BY MATTHEW HENGEVELD So, Pitchfork gave this album a perfect score. Rolling Stone did too. The Source just awarded it the once-coveted 5 Mics rating. But who gives a fuck about a review anyway!? I’m here to tell you that Kanye West’s My Beautiful Dark Twisted Fantasy is shit shit shit!
Kanye’s failure, in my book, stems from him being unable to stick to his promises — specifically he promised fans a revival of boom-bap hip-hop and a departure from the electronic dabbling seen in 808s and Heartbreak. Kanye told us that Madlib would be there, RZA would be there, Pete Rock would be there and Q-tip would be there. Back when this album was known as Good Ass Job, Kanye leaked a snippet of his track “Power.” This version lacked the pop-driven theatrics of the final version. The track was great, and the Kanye’s promises all seemed so true. There was a momentary lapse in the foresight of hip-hop fans. They forgot that Kanye West is a hype machine. This man is the Billy Mays of hip-hop. Some of that stuff Yeezy promised came true, but most didn’t. And even the promises that did come true, like the RZA-produced track “Dark Fantasy,” seem hijacked and re-purposed for Kanye’s pop-agenda. What we got is an album that treats drums like an afterthought and sampling as a novelty item.

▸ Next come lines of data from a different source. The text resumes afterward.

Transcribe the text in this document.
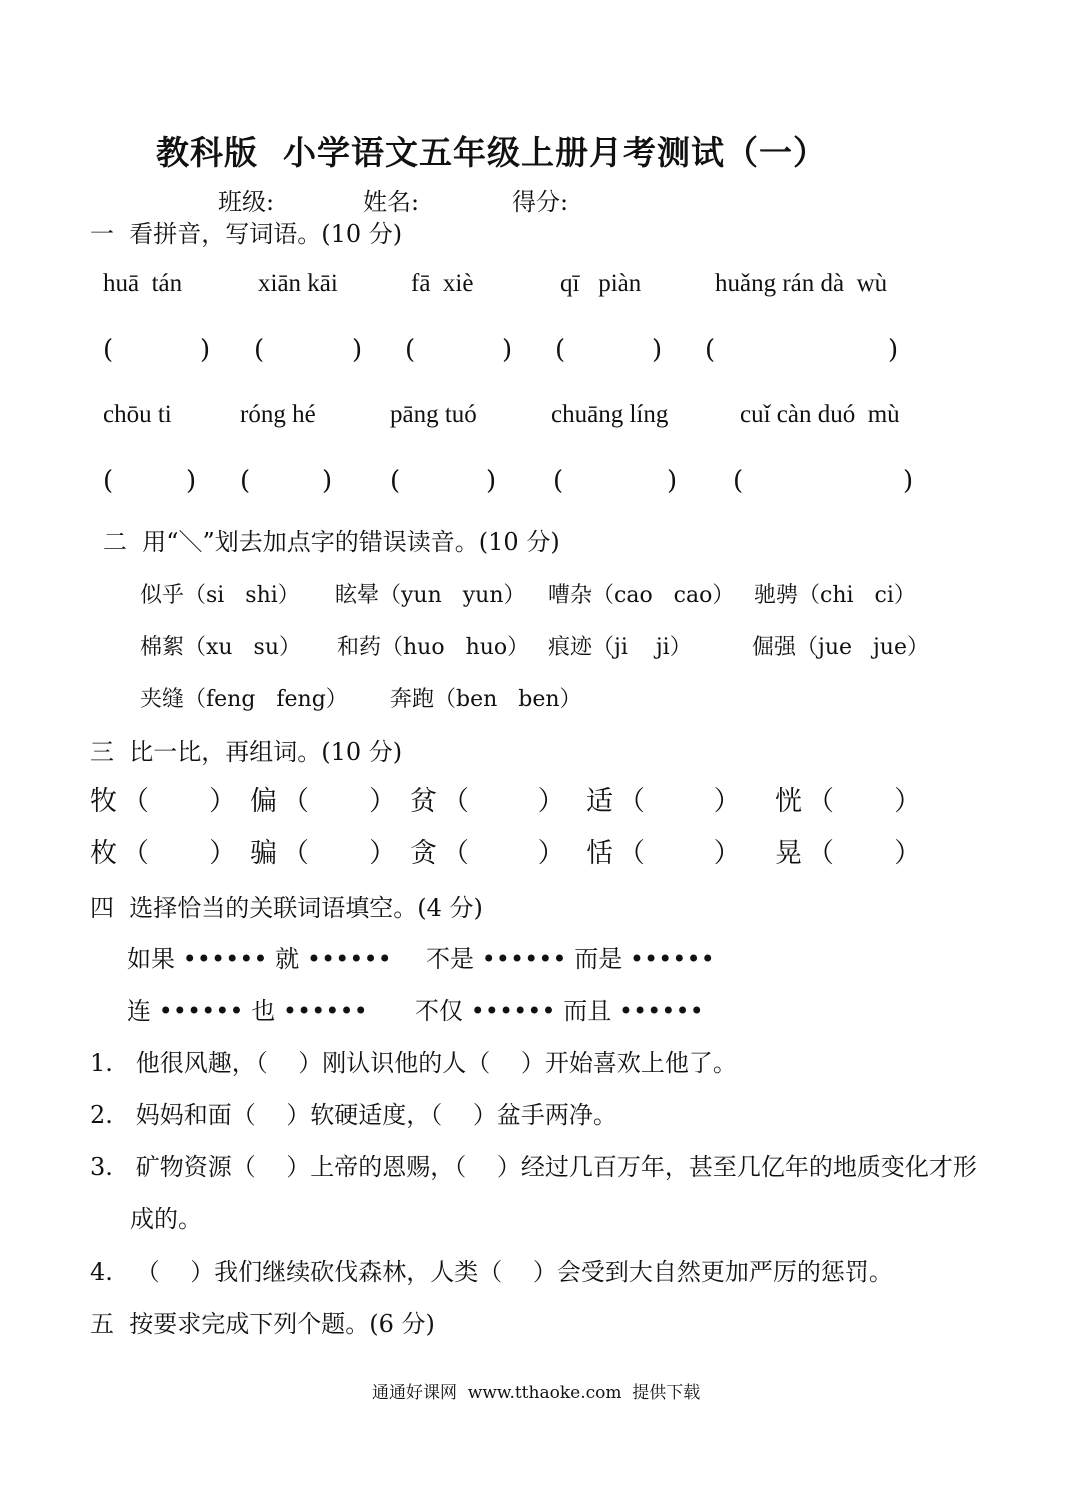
教科版  小学语文五年级上册月考测试（一）
班级:	姓名:	得分:
一  看拼音，写词语。(10 分)
huā  tán	xiān kāi	fā  xiè	qī   piàn	huǎng rán dà  wù
(	) (	) (	) (	) (	)
chōu ti	róng hé	pāng tuó	chuāng líng	cuǐ càn duó  mù
(	) (	) (	) (	) (	)
二  用“＼”划去加点字的错误读音。(10 分)
似乎（si   shi） 眩晕（yun   yun） 嘈杂（cao   cao） 驰骋（chi   ci）
棉絮（xu   su） 和药（huo   huo） 痕迹（ji    ji）	倔强（jue   jue）
夹缝（feng   feng） 奔跑（ben   ben）
三  比一比，再组词。(10 分)
牧 （       ） 偏 （       ） 贫 （        ） 适 （        ） 恍 （       ）
枚 （       ） 骗 （       ） 贪 （        ） 恬 （        ） 晃 （       ）
四  选择恰当的关联词语填空。(4 分)
如果 •••••• 就 •••••• 不是 •••••• 而是 ••••••
连 •••••• 也 •••••• 不仅 •••••• 而且 ••••••
1.   他很风趣，（    ）刚认识他的人（    ）开始喜欢上他了。
2.   妈妈和面（    ）软硬适度，（    ）盆手两净。
3.   矿物资源（    ）上帝的恩赐，（    ）经过几百万年，甚至几亿年的地质变化才形
成的。
4.   （    ）我们继续砍伐森林，人类（    ）会受到大自然更加严厉的惩罚。
五  按要求完成下列个题。(6 分)
通通好课网  www.tthaoke.com  提供下载
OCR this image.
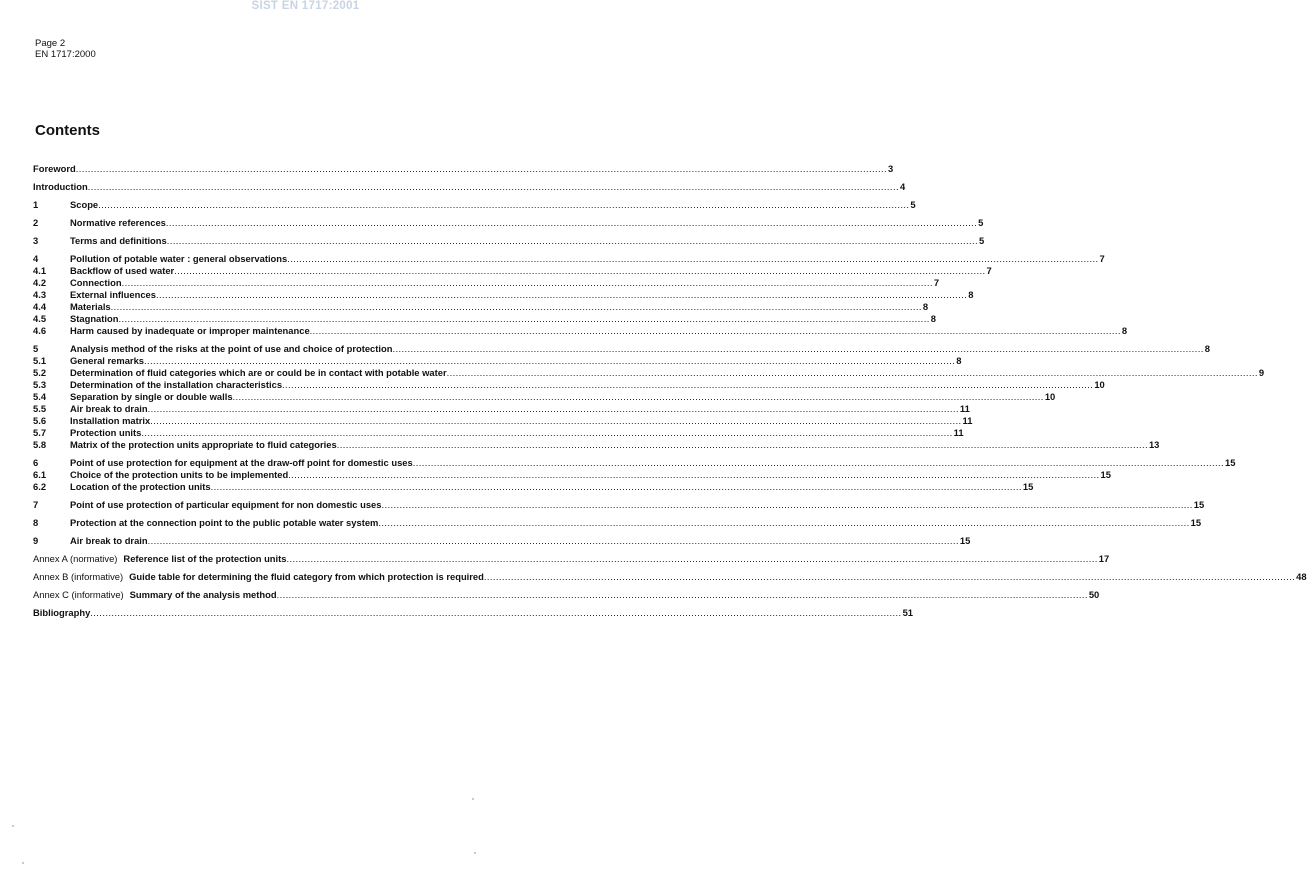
SIST EN 1717:2001
Page 2
EN 1717:2000
Contents
Foreword .....	3
Introduction .....	4
1	Scope .....	5
2	Normative references .....	5
3	Terms and definitions .....	5
4	Pollution of potable water : general observations .....	7
4.1	Backflow of used water .....	7
4.2	Connection .....	7
4.3	External influences .....	8
4.4	Materials .....	8
4.5	Stagnation .....	8
4.6	Harm caused by inadequate or improper maintenance .....	8
5	Analysis method of the risks at the point of use and choice of protection .....	8
5.1	General remarks .....	8
5.2	Determination of fluid categories which are or could be in contact with potable water .....	9
5.3	Determination of the installation characteristics .....	10
5.4	Separation by single or double walls .....	10
5.5	Air break to drain .....	11
5.6	Installation matrix .....	11
5.7	Protection units .....	11
5.8	Matrix of the protection units appropriate to fluid categories .....	13
6	Point of use protection for equipment at the draw-off point for domestic uses .....	15
6.1	Choice of the protection units to be implemented .....	15
6.2	Location of the protection units .....	15
7	Point of use protection of particular equipment for non domestic uses .....	15
8	Protection at the connection point to the public potable water system .....	15
9	Air break to drain .....	15
Annex A (normative) Reference list of the protection units .....	17
Annex B (informative) Guide table for determining the fluid category from which protection is required .....	48
Annex C (informative) Summary of the analysis method .....	50
Bibliography .....	51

“All of the Lights” nauseates me. It is a clusterfuck of singers— I won’t even bother to list them all. Kanye’s theatrics are so overwhelming that he must’ve hired one of Disney World’s Imagineers to paste it all together. The drums are a Danger Mouse rip-off. The vocals sound like a perverted “We Are The World” record. “All of the Lights” is the most plastic-feeling song in Kanye’s entire discography. It leaves me wondering if rhythm holds relevancy in today’s hip-hop, or is it entirely about dynamics now?
When Kanye is rapping without a ghostwriter (not very often) his lyrics are as uninspired as ever. Kanye talks about getting head so often that it should have its own drinking game. Other lines just sound… ummm, well you be the judge:
Have you ever had sex with a pharoahhhhh… put the pussy in a sarcophagus.
What the fuck is that Kanye? Or how about this gem:
That was a little joke, voila / praise is due to the most high, Allah / praise is due to the most fly, Prada / Baby I’m magic, tada.
Huh? What now? Didn’t Vh1 give you that ‘Top 5 MC dead or alive’ dap? You must have something dope to say Kanye, don’t you?:
If we die in eachothers arms, I’ll still get laid in the afterlife / If we die in eachothers arms, I’ll still get laid in the afterlife
Okayyy, I see… Not only did he repeat that line twice, but it’s his last line on the ENTIRE album. Let me say that again. It’s his last line on the ENTIRE album. That’s how you’re gonna leave us, Kanye? Once upon a time there were 7-minute monologues and musical gems like “Gone” at the end of your albums… now there is this. All I gotta say is thank God for Gil Scott Heron for saving your piss-ass album— or at least for providing a fitting eulogy. Thank God.
Let’s move on to “Monster.” It’s frightening. Not because the beat is a banger. Nicki Minaj’s verse is the true monstrosity. This is not a testament of Minaj’s lyrical prowess. This is just the opposite. A friend said that Nicki Minaj’s rhymes follow a very simple pattern, “Rabble rabble, British rabble, Jamaican rabble, rabble rabble, growling rabble.” I tend to agree. She’s really nothing special. Yet her simplistic pattern completely destroyed Kanye and Jay-Z on this track. It scares me that two “vets” are outshined so easily. I don’t think it’s laziness on their part— this song is an outing of the growing irrelevancy of ‘90s and ‘00s rappers in this post-space-age subwoofer destroying pseudo-hyphy/crunk era.
Boom-bap is like hard-bop to jazz— rocksteady to reggae— Delta blues to rock. It’s a staple to the genre, whereas all else is fleeting. These forms set basic tenants for the music and, if it works right, should serve as a yo-yo; it keeps the genre relevant for a bit longer before it spirals to the ground. We are seeing hip-hop’s failure to be pulled back into relevancy. You might think that hip-hop purists are being too harsh on Kanye. That’s not true. Kanye West had the chance to yank that yo-yo with this album. When he autotuned, 40 million copycats followed suit. If he embraced the boom-bap roots of hip-hop, it may have revitalized an otherwise dying form. That, of course, would mean there would be 40 million douchebags ushering behind— but it would also open the door for growth and new talent. But this, My Beautiful Dark Twisted Fantasy, this is just stagnation, a Pied Piper leaping from the highest cliff.